Fifth question: How long have you considered yourself an Anarcho-Capitalist?

"I don't consider myself an anarcho capitalist" garnered 10% of respondents. So 90% do, and so far, we have a demographic population that fits within that self-identification. The fact that 10% didn't consider themselves part of that demographic should be enough to pause and wonder if the overall demographic picture applies to the Anarcho-Capitalist. In any other setting, this would tend to be the case. But the fact that our demographic fits within the 90th percentile almost even-handedly gives you a greater reason to think that there is a correlation here rather than a false causal relationship. So, for the benefit of this particular question, we're going to be dealing with totals of self-identified Anarcho-Capitalists rather than total respondents. What we find isn't too surprising.
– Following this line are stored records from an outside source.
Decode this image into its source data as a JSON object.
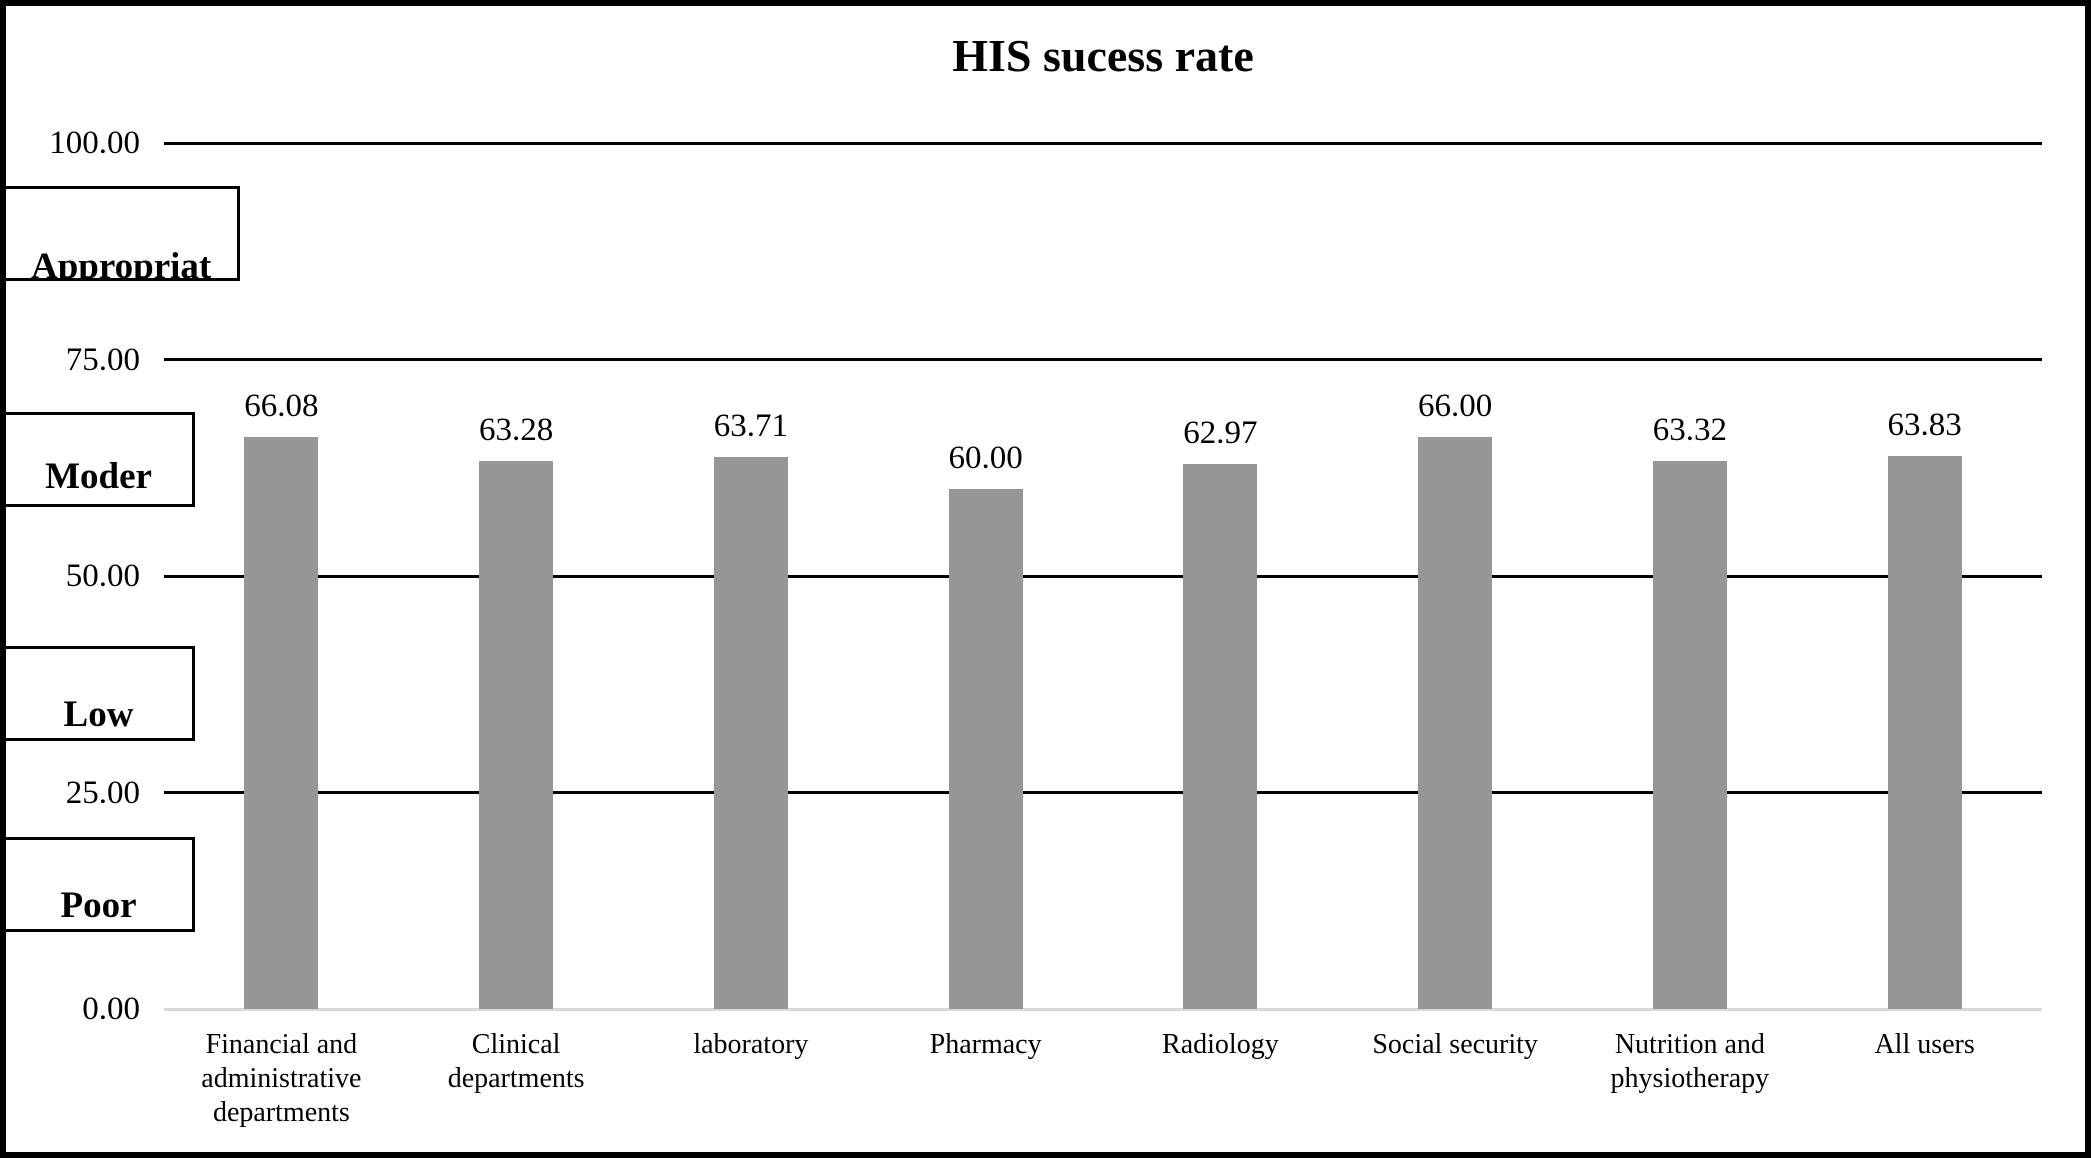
{
  "chart_data": {
    "type": "bar",
    "title": "HIS sucess rate",
    "categories": [
      "Financial and administrative departments",
      "Clinical departments",
      "laboratory",
      "Pharmacy",
      "Radiology",
      "Social security",
      "Nutrition and physiotherapy",
      "All users"
    ],
    "values": [
      66.08,
      63.28,
      63.71,
      60.0,
      62.97,
      66.0,
      63.32,
      63.83
    ],
    "data_labels": [
      "66.08",
      "63.28",
      "63.71",
      "60.00",
      "62.97",
      "66.00",
      "63.32",
      "63.83"
    ],
    "xlabel": "",
    "ylabel": "",
    "ylim": [
      0,
      100
    ],
    "y_ticks": [
      {
        "value": 0,
        "label": "0.00"
      },
      {
        "value": 25,
        "label": "25.00"
      },
      {
        "value": 50,
        "label": "50.00"
      },
      {
        "value": 75,
        "label": "75.00"
      },
      {
        "value": 100,
        "label": "100.00"
      }
    ],
    "grid": "horizontal gridlines on, vertical off",
    "legend": "none",
    "rating_zones": [
      {
        "label": "Appropriat",
        "band": [
          75,
          100
        ]
      },
      {
        "label": "Moder",
        "band": [
          50,
          75
        ]
      },
      {
        "label": "Low",
        "band": [
          25,
          50
        ]
      },
      {
        "label": "Poor",
        "band": [
          0,
          25
        ]
      }
    ],
    "colors": {
      "bar": "#969696",
      "gridline": "#000000",
      "baseline": "#d9d9d9",
      "background": "#ffffff",
      "border": "#000000",
      "text": "#000000"
    }
  }
}
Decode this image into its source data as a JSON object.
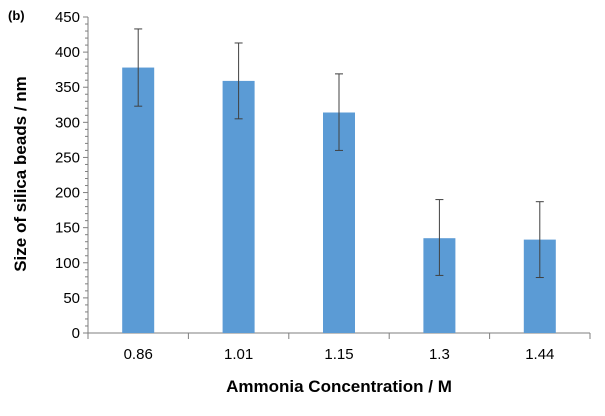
{
  "chart_data": {
    "type": "bar",
    "panel_label": "(b)",
    "title": "",
    "xlabel": "Ammonia Concentration / M",
    "ylabel": "Size of silica beads / nm",
    "categories": [
      "0.86",
      "1.01",
      "1.15",
      "1.3",
      "1.44"
    ],
    "series": [
      {
        "values": [
          378,
          359,
          314,
          135,
          133
        ],
        "error_plus": [
          55,
          54,
          55,
          55,
          54
        ],
        "error_minus": [
          55,
          54,
          54,
          53,
          54
        ]
      }
    ],
    "ylim": [
      0,
      450
    ],
    "yticks": [
      "0",
      "50",
      "100",
      "150",
      "200",
      "250",
      "300",
      "350",
      "400",
      "450"
    ],
    "grid": false,
    "legend": "none",
    "bar_color": "#5b9bd5",
    "error_bar_color": "#404040",
    "axis_color": "#7f7f7f"
  }
}
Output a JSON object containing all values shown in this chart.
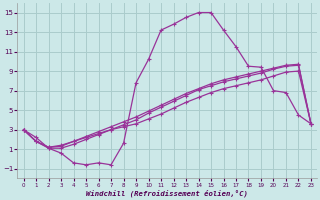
{
  "title": "",
  "xlabel": "Windchill (Refroidissement éolien,°C)",
  "ylabel": "",
  "bg_color": "#cce8e8",
  "grid_color": "#aacccc",
  "line_color": "#993399",
  "xlim": [
    -0.5,
    23.5
  ],
  "ylim": [
    -2.0,
    16.0
  ],
  "yticks": [
    -1,
    1,
    3,
    5,
    7,
    9,
    11,
    13,
    15
  ],
  "xticks": [
    0,
    1,
    2,
    3,
    4,
    5,
    6,
    7,
    8,
    9,
    10,
    11,
    12,
    13,
    14,
    15,
    16,
    17,
    18,
    19,
    20,
    21,
    22,
    23
  ],
  "curve1_x": [
    0,
    1,
    2,
    3,
    4,
    5,
    6,
    7,
    8,
    9,
    10,
    11,
    12,
    13,
    14,
    15,
    16,
    17,
    18,
    19,
    20,
    21,
    22,
    23
  ],
  "curve1_y": [
    3.0,
    2.2,
    1.1,
    0.6,
    -0.4,
    -0.6,
    -0.4,
    -0.6,
    1.6,
    7.8,
    10.2,
    13.2,
    13.8,
    14.5,
    15.0,
    15.0,
    13.2,
    11.5,
    9.5,
    9.4,
    7.0,
    6.8,
    4.5,
    3.6
  ],
  "curve2_x": [
    0,
    1,
    2,
    3,
    4,
    5,
    6,
    7,
    8,
    9,
    10,
    11,
    12,
    13,
    14,
    15,
    16,
    17,
    18,
    19,
    20,
    21,
    22,
    23
  ],
  "curve2_y": [
    3.0,
    1.8,
    1.1,
    1.1,
    1.5,
    2.0,
    2.5,
    3.0,
    3.5,
    4.0,
    4.7,
    5.3,
    5.9,
    6.5,
    7.1,
    7.5,
    7.9,
    8.2,
    8.5,
    8.8,
    9.2,
    9.5,
    9.6,
    3.6
  ],
  "curve3_x": [
    0,
    1,
    2,
    3,
    4,
    5,
    6,
    7,
    8,
    9,
    10,
    11,
    12,
    13,
    14,
    15,
    16,
    17,
    18,
    19,
    20,
    21,
    22,
    23
  ],
  "curve3_y": [
    3.0,
    1.8,
    1.2,
    1.3,
    1.8,
    2.3,
    2.8,
    3.3,
    3.8,
    4.3,
    4.9,
    5.5,
    6.1,
    6.7,
    7.2,
    7.7,
    8.1,
    8.4,
    8.7,
    9.0,
    9.3,
    9.6,
    9.7,
    3.6
  ],
  "curve4_x": [
    0,
    1,
    2,
    3,
    4,
    5,
    6,
    7,
    8,
    9,
    10,
    11,
    12,
    13,
    14,
    15,
    16,
    17,
    18,
    19,
    20,
    21,
    22,
    23
  ],
  "curve4_y": [
    3.0,
    1.8,
    1.2,
    1.4,
    1.8,
    2.2,
    2.6,
    3.0,
    3.3,
    3.6,
    4.1,
    4.6,
    5.2,
    5.8,
    6.3,
    6.8,
    7.2,
    7.5,
    7.8,
    8.1,
    8.5,
    8.9,
    9.0,
    3.6
  ]
}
78% of self-identified Anarcho-Capitalists say they have considered themselves as such for less than five years. All the numbers skew heavily to the six-month to two years range anyway, but overall the numbers skew heavily downward, with few to none reporting in the categories above two years. Again, due to the age-ranges we're dealing with, this shouldn't be too surprising. But when you look at the age-range of all respondents and compare it to the length of time Anarcho-Capitalists have considered themselves such, you see a disturbingly high turnover rate. This is not an ideology with staying power, or else you should see it skew a little closer to the 5-10 year range, given that most appear to have been exposed to this ideology in high school. So, obviously, education is partly involved in one's acceptance of Anarcho-Capitalism, but it looks like continued education and/or real-world applicability provides education enough to show that Anarcho-Capitalism has deeply inherent flaws and make people jettison this ideology fairly early on, which doesn't give a lot of time for Anarcho-Capitalists to really develop their theories the way Marxists have been able to develop theoretical approaches and applications over the course of a lifetime.

The sixth question involves religion. I'll let you infer what you will based on the (largely confirmed) stereotype what 71% of respondents gave as a single answer to "Do you consider yourself religious?"

In summation, what we are dealing with when we encounter the Anarcho-Capitalist is a young, privileged male, principally between the ages of 15-26, who lives in the First World, has had some education, and has a predilection for private-sector or self-employment. This is the epitome of the "I am special" spoiled suburban demographic. The fact that the overwhelming majority of self-identified Anarcho-Capitalists have been such for less than five years, with a large majority of those only having considered themselves Anarcho-Capitalists for less than two years, means that there is something happening to the Anarcho-Capitalist the longer they try and defend the ideology and underlying philosophies or else apply them. Some transformative element is causing them to jettison the ideology at around the time they should be developing a mature understanding of it. By contrast, I have been a self-identified Marxist since I was 14. Twelve years later, I am writing a blog about a United Left. In the time I have been studying Marxism, I could have earned a bachelor's degree and four post-graduate degrees. Most Anarcho-Capitalists have not been studying their ideology long enough to even be close to finishing a bachelor's degree.

The final line is that when we on the Left accuse Anarcho-Capitalists of being petulant children, we aren't exactly being unfair. And to add insult to injury, consider the fact that they represent everything we seek to overthrow and you realize they are ultimately the enemy. In a hypothetical revolutionary situation (violent, of course) their guns will be aimed at us. So when we call them petulant children, we get to do so with our tongues sticking out because we have demographic proof that what we say isn't name calling; it's an observable fact.